The climate change conference, COP26, was hailed as being a chance to truly address urgent climate change matters such as fossil fuel use. Some of the areas of the climate debate discussed at COP26 are not only of vital importance to humankind, but also have an interesting overlap with cybersecurity issues of today.
Here is a discussion looking at how five key climate debate areas can help organisations handle cybersecurity more effectively.
The climate debate and cybersecurity
Accenture recorded a tripling of cyber-attacks in the first half of 2021: ransomware and credential theft being the top two threats. Managing the ever-increasing volumes of sophisticated, and often complex multi-step cyber-attacks, is challenging.
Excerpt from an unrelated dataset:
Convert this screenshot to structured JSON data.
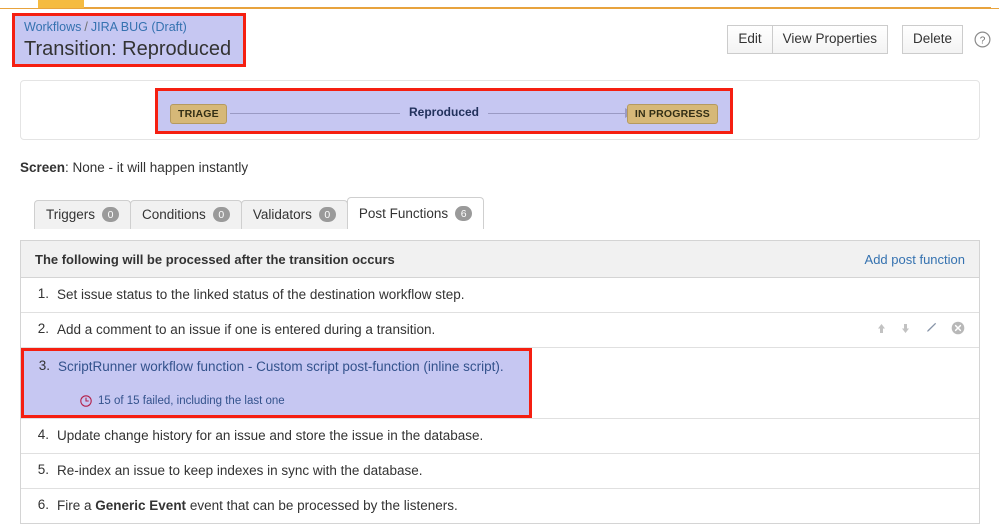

A sound cybersecurity strategy is a good place to start overcoming the hurdles of cybersecurity attack mitigation; so being able to turn to other disciplines to look at how they manage complex issues is helpful. The climate change debate offers five key areas that provide much-needed insights to help form a robust cybersecurity strategy. Whilst climate change may seem distinct from cybersecurity, the underlying ethos and approach provide a different angle in how to handle complex, continuously changing, cyber-threats:
Issue one: biodiversity
World-renowned biologist, E.O. Wilson said on diversity:
“In ecosystems, we speak of the same thing – of a balanced portfolio – when it comes to the diversity of species that exists in an ecosystem, and the flexibility of that ecosystem. A parallel that fits a broad model of what keeps a system healthy, growing, and resistant to change.”
The climate change debate recognises that biodiversity, i.e., having a broad range of species living on the planet, is a vital part of a healthy ecosystem.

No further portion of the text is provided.